Overview

This section introduces Dome, explaining its core concepts and functionality, including Guardrails, Guards, and Detectors.

Guardrails

Vijil Dome allows users to assemble and configure Guardrails, which are designed to scan data exchanged with LLMs, knowledge bases, or other agents. Dome supports several types of Guardrails:

  • Input Guardrails: For scanning inputs to a foundation model.

  • Output Guardrails: For scanning outputs from a foundation model.

  • Retrieval Guardrails (coming soon): To protect requests to and from retrievers.

  • Execution Guardrails (coming soon): To protect requests to and from external agents and tools.

guardrail-position | 80%

Guardrails consist of a set of Guards and how they should be executed. These guards are fully configurable and customizable.

Guards

Guards are the building blocks of Guardrails. Each Guard performs specific checks and/or transformations on the data. For instance, a guard in an input guardrail can check for security, while a guard in an output guardrail might check for moderation or privacy.

A guard belongs to one of the following categories:

  • Security

  • Moderation

  • Privacy

  • Integrity

Guards consist of a set of Detectors and how they should be executed.

Detectors

Detectors are the components within Guards that perform the actual detection of issues. Each Guard can include multiple Detectors, each responsible for identifying specific types of risks or violations.

Setting Up Guards and Detectors

Users can configure Guards by selecting and combining different Detectors based on their specific needs. This customization allows for flexible and robust Guardrails that cater to diverse application requirements.

guardrail-composition | 80%

Example Configuration

Here is an example of how you can set up Guards and Detectors (see the Configuring Dome section for more details):

 
 config = {
    ########################
    # setup guardrails from guards
    ########################
    # input guardrail
    "input-guards": ["prompt-injection", "input-privacy"],
    
    # output guardrail
    "output-guards": ["output-toxicity"],
    
    ##########################
    # assemble and configure guards 
    ##########################
    
    # a guard for prompt injection
    "prompt-injection": {
        "type": "security",
        "methods" : ["prompt-injection-deberta-v3-base", "security-llm"],
    },
    
    # a guard to remove PII from requests to the LLM
    "input-privacy": {
        "type": "privacy",
        "methods": ["privacy-presidio"]
    },
    
    # a guard for toxic output content 
    "output-toxicity": {
        "type": "moderation",
        "methods": ["moderation-llamaguard"]
    },
}

Scan Results

The output from Dome’s scan functions is a ScanResult object. It contains the following fields

  • flagged: boolean value that indicates if the guardrail has flagged the data that was passed through it. If this is true, it means the input is in violation of the policy the guardrail aims to enforce. This value will always be the opposite of the value returned from the ScanResult’s .is_safe() method.

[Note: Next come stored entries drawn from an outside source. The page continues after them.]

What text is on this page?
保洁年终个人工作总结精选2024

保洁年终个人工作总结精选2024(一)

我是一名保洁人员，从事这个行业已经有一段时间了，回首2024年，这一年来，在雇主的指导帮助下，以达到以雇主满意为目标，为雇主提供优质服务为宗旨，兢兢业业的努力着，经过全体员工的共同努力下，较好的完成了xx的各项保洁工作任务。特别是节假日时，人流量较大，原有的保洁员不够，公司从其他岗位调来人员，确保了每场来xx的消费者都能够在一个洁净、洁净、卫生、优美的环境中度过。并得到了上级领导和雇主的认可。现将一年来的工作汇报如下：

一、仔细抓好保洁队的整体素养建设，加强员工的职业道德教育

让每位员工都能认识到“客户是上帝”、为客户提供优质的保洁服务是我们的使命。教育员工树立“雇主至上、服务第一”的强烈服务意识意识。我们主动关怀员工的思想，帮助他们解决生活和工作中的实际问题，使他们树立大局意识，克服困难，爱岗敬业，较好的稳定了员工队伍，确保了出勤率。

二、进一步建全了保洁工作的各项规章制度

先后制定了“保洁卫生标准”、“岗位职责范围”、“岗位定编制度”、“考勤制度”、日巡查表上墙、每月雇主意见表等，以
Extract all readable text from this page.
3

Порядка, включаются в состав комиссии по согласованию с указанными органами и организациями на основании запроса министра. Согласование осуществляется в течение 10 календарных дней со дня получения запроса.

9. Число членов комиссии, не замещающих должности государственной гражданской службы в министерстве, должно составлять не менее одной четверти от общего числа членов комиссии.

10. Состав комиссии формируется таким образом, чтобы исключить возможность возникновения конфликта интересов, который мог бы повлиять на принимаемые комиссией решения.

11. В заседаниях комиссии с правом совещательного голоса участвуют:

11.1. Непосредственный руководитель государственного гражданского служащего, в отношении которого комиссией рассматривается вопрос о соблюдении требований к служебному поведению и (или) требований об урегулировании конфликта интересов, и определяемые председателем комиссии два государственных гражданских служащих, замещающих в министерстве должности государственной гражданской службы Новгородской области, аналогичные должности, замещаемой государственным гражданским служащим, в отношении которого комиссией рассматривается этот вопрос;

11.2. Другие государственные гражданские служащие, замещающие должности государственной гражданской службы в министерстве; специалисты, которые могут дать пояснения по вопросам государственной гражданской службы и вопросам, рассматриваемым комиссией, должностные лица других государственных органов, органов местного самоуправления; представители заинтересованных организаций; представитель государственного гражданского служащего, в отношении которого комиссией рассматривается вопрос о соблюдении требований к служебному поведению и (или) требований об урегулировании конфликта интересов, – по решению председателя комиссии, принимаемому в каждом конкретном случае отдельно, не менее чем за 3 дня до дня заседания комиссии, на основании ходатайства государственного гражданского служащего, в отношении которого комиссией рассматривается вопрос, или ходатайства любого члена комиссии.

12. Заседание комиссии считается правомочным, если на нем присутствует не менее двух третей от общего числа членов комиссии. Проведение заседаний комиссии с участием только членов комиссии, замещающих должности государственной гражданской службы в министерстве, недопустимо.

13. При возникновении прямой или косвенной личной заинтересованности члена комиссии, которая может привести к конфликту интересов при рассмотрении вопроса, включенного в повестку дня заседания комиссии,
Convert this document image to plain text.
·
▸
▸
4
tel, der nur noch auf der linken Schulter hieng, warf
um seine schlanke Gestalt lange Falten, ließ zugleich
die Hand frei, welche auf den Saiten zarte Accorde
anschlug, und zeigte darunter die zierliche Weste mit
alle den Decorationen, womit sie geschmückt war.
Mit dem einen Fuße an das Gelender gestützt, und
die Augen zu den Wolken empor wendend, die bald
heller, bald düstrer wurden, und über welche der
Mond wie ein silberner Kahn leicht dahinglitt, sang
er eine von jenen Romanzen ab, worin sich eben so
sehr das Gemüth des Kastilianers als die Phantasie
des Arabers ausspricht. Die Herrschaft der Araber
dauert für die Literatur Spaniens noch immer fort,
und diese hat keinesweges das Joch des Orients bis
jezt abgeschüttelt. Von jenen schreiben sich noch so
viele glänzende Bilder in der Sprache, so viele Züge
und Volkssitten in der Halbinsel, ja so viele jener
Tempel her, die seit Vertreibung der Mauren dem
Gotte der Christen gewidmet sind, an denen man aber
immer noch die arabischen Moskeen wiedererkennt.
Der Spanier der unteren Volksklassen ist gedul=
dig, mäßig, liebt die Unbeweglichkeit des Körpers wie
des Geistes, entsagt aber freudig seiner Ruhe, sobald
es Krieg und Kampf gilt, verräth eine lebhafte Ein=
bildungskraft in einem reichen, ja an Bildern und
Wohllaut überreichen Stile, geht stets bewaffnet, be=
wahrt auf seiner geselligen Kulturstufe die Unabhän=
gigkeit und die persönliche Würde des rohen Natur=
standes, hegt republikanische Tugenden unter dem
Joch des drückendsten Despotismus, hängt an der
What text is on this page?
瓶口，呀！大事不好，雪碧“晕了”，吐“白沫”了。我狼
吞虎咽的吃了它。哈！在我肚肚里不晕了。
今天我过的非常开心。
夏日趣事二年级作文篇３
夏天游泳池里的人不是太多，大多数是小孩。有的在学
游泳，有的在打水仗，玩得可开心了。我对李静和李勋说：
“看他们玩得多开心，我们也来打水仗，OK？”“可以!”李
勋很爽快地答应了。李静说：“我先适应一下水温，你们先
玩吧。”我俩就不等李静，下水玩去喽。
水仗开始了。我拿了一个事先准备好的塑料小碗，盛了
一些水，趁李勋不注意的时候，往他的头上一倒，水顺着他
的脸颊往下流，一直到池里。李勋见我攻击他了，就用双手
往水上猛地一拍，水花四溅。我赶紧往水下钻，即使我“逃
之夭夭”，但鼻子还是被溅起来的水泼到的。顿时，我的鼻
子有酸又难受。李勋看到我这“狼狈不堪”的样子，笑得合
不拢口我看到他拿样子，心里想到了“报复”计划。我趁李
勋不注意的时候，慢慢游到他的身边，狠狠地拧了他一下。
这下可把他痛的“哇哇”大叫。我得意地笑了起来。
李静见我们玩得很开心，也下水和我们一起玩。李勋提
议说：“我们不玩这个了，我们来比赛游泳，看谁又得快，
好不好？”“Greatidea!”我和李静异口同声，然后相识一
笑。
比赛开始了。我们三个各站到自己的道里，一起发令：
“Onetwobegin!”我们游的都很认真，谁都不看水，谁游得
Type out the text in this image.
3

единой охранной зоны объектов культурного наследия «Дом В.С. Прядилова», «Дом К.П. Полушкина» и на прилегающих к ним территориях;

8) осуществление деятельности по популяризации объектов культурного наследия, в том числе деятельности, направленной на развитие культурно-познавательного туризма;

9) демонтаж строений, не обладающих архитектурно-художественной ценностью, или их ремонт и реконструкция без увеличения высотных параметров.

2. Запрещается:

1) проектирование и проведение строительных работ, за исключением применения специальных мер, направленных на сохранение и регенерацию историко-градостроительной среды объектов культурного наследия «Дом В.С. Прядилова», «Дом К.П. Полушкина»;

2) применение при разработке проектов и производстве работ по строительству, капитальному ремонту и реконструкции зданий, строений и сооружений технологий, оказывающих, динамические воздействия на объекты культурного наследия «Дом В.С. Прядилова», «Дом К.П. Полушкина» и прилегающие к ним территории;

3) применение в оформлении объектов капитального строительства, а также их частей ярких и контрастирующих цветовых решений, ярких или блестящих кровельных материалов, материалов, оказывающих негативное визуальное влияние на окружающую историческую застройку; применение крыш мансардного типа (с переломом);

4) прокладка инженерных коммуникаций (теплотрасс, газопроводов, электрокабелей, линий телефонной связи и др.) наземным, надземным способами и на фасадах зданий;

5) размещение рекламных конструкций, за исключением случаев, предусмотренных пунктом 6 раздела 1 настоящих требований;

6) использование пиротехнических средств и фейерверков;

  • response_string: a string that contains the guardrail’s response message. This can be the original input if there was nothing wrong with it, a sanitized version of the input, or a message indicating that the input was blocked, along with the methods that blocked it.

  • exec_time: float. the time it took for the guardrail to scan the input, measured in milliseconds

  • trace: a dictionary. This contains the execution information for every guard in the guardrail. This includes whether or not they were flagged, their individual execution times, and debugging information for each detector in the guard.